The restaurant industry generated revenues of 135 billion lira ($18.2 billion) in 2019, but this dropped to around 60 to 70 billion lira ($9.4 billion) in 2020, according to Demirer.

Ahmet Usta, a kebab shop owner in Aksaray, said this Ramadan was the slowest he had ever seen in his 14 years in the business.

Aksaray would normally be teeming with people until 1 a.m. in the morning, hosting Istanbul’s locals and visitors alike, all seeking out the district’s famed offerings.

Ahmet explains that one kebab chef runs the restaurant, where there would normally be three, and that for the entirety of yesterday they sold a total of 23 kebab wraps and delivered 39 portions of flatbread with meat to construction workers. This for a restaurant that frequently had ques around the corner and was often forced to turn customers away due to an inability to meet demand.

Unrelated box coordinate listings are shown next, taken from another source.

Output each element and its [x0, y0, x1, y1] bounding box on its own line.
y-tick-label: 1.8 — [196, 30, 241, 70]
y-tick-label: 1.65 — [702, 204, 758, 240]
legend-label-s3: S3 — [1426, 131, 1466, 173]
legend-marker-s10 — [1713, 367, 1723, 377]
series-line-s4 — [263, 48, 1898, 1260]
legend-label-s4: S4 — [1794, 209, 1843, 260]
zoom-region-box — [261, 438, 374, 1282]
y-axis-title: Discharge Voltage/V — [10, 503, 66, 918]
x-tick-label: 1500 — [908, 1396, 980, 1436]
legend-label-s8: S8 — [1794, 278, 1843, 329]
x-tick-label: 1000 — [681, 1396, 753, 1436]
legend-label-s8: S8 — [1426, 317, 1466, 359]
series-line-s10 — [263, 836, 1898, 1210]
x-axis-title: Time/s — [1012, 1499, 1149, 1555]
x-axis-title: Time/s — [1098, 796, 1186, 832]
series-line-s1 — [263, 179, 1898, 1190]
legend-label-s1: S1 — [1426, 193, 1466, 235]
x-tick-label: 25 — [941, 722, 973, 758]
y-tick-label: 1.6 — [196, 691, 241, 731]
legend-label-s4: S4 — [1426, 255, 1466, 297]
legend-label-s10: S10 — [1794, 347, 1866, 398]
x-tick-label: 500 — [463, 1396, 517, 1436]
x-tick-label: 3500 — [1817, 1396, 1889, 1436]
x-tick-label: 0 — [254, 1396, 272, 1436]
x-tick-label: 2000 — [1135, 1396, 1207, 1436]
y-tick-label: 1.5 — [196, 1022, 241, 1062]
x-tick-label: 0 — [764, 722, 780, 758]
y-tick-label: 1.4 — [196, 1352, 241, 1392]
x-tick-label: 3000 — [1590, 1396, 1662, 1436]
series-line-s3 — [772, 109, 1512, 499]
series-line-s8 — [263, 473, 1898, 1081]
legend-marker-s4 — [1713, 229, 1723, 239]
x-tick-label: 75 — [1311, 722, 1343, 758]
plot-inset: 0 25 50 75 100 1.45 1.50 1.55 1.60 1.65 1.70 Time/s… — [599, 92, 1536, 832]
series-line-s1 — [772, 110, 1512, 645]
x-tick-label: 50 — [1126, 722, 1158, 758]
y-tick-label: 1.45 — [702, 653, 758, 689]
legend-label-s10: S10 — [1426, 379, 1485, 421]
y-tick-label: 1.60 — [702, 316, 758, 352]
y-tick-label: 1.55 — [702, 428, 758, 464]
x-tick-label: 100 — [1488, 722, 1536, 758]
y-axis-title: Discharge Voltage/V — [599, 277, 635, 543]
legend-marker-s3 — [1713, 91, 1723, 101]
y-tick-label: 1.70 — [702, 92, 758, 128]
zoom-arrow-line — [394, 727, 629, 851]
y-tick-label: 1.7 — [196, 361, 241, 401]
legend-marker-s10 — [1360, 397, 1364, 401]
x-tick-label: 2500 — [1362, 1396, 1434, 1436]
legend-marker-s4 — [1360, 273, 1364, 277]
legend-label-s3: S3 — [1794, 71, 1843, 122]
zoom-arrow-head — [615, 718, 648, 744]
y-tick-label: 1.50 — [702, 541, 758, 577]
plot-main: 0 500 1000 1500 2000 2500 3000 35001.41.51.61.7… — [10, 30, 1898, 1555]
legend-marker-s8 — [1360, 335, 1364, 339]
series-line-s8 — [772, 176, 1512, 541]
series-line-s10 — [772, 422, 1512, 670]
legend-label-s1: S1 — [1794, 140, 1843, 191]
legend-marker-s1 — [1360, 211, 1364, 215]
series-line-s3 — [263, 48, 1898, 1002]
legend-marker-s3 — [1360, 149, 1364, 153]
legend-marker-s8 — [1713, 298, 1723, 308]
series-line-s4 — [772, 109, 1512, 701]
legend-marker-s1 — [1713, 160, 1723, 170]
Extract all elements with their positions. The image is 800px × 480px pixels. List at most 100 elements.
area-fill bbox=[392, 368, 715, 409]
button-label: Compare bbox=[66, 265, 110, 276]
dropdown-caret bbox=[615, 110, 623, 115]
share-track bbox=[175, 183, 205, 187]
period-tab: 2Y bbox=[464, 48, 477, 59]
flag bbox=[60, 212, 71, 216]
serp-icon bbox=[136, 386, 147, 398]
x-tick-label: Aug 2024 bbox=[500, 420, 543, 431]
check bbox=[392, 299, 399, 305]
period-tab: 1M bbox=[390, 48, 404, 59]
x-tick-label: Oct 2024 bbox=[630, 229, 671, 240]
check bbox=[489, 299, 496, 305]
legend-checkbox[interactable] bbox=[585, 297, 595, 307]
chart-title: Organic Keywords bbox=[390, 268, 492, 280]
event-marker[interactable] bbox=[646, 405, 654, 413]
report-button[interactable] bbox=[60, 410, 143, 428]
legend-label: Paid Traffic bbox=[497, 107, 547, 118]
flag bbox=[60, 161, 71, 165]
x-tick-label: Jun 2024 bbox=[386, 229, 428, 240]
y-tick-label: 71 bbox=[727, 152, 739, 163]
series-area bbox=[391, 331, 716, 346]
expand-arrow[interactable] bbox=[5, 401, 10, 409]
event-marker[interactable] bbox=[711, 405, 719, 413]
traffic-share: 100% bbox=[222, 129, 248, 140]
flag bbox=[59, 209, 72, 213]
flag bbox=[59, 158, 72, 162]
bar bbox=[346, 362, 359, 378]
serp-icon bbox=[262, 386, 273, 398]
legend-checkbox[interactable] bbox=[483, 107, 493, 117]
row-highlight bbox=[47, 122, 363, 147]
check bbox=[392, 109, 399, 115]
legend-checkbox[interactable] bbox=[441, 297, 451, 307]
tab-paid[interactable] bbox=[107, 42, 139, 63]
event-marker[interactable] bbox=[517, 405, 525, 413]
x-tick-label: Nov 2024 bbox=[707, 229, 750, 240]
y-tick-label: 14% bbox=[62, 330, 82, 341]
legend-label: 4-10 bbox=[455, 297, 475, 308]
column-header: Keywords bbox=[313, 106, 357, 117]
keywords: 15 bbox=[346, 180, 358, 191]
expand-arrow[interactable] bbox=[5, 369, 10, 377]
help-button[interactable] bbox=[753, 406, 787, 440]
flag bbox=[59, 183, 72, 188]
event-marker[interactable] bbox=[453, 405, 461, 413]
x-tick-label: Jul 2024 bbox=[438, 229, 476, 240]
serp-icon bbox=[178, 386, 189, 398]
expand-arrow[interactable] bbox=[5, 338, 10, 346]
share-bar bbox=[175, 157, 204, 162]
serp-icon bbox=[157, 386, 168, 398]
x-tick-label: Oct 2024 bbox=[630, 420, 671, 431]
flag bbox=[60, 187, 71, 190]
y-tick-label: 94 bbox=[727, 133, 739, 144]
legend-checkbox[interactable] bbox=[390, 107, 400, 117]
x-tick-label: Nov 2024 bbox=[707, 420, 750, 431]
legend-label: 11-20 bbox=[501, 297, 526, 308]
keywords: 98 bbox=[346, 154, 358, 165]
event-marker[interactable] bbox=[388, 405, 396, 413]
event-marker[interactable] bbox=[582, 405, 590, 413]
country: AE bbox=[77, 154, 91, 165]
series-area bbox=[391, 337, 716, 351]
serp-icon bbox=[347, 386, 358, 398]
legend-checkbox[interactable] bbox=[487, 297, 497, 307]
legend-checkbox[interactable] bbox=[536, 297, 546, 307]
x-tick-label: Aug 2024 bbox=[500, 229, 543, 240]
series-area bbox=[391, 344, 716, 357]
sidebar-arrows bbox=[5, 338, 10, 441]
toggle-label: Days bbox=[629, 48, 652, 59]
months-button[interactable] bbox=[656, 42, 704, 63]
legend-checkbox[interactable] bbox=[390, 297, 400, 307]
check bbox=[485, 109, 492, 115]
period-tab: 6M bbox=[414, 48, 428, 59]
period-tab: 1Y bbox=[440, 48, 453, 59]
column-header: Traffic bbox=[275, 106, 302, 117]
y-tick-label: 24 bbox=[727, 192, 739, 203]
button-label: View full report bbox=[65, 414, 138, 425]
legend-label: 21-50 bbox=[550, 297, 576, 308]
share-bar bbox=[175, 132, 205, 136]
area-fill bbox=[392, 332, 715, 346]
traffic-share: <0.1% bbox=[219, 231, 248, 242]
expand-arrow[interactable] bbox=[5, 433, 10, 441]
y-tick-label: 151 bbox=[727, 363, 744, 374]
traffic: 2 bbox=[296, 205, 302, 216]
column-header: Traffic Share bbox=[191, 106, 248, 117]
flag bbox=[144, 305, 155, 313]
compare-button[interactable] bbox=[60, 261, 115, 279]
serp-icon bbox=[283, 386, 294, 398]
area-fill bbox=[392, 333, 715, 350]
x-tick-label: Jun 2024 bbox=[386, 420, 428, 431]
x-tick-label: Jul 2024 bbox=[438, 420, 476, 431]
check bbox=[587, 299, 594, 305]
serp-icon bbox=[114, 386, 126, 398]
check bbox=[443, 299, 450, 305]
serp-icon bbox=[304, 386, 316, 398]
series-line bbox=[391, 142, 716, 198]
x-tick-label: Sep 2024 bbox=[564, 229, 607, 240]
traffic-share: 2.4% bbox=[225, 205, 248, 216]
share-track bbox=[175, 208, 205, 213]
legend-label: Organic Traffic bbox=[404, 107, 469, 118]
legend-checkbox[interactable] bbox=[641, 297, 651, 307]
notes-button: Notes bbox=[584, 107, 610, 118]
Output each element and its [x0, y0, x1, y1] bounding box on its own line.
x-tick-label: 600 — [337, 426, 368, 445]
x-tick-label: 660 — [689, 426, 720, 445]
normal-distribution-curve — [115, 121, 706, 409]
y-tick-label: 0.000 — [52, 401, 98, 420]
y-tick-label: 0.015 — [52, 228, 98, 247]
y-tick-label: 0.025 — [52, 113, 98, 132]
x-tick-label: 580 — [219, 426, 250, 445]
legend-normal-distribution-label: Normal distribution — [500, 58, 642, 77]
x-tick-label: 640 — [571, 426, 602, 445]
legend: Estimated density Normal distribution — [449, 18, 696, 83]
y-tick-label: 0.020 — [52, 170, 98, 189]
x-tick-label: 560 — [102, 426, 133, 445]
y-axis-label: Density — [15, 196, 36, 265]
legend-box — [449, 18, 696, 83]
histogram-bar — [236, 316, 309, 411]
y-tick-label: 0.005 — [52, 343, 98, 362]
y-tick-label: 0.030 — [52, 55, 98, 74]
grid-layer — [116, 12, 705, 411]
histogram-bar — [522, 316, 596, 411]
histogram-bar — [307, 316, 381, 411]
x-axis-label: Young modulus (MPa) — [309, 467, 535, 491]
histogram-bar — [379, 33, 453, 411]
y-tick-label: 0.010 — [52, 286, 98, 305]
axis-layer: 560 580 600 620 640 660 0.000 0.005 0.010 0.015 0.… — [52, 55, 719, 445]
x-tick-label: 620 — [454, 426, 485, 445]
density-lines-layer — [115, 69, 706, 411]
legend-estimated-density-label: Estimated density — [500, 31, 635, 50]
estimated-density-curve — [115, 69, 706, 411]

“This coronavirus storm has ruined us,’’ he said. “We are lost as to how to continue on our path. We basically went through any savings that we had during the 15 months after the pandemic hit. Meanwhile, we have had to let so many employees go.’’

Other than home deliveries, no sales are taking place in Ramadan, he explains. How is he supposed to find money to purchase a delivery vehicle he asks, when people at home during the pandemic don’t need to order food from a restaurant. 

“We have to close early in any case,’’ he adds. “God help us all.’’

Hacı Usta, manager of popular restaurant Urfalı Hacı Usta, explains that the eatery has decreased its staff from 45 to seven since the pandemic hit, and the business is in the red by 500,000 liras ($59,600).

“The government is helping us,’’ he explains, pointing to the short-term allowance stipend. But with the deficit the restaurant is facing, it is difficult to stay afloat, he adds.

“There is a double standard,’’ he said. “Public transportation is teeming with people, as are shopping centres, but restaurants are banned.’’

He thinks the government should do more for restaurants, including assistance in paying bills, taxes and rent. 

At Aksaray’s famous Horhor Cafe, owner Bekir explains that business owners have hit rock bottom and are struggling to even cover their rent.

“There is no income. Metros and metro buses are operating, but cafes are closed. We are having a hard time making sense of all this. We rarely get any customers. This is the second Ramadan where we have been closed. Just two years ago we were doing so well,” Bekir said.

An employee at Urfalım Ocakbaşı, Adnan Erişmiş, echoes the sentiments of others in the business, saying that the owners have depleted any savings they had over the past year.  

Around 25 percent of restaurants may never reopen following the lifting of pandemic restrictions, according to the TURYID.

But the scene in Aksaray points to much bigger damage in the sector.

“Nowadays, people are operating on borrowed money and lines of credit,’’ according to Erişmiş. “Shopkeepers have closed down everywhere. Property owners gave a two-to-three-month grace period, but after that it has been difficult. I can’t see this situation improving, even if the pandemic was to miraculously end.”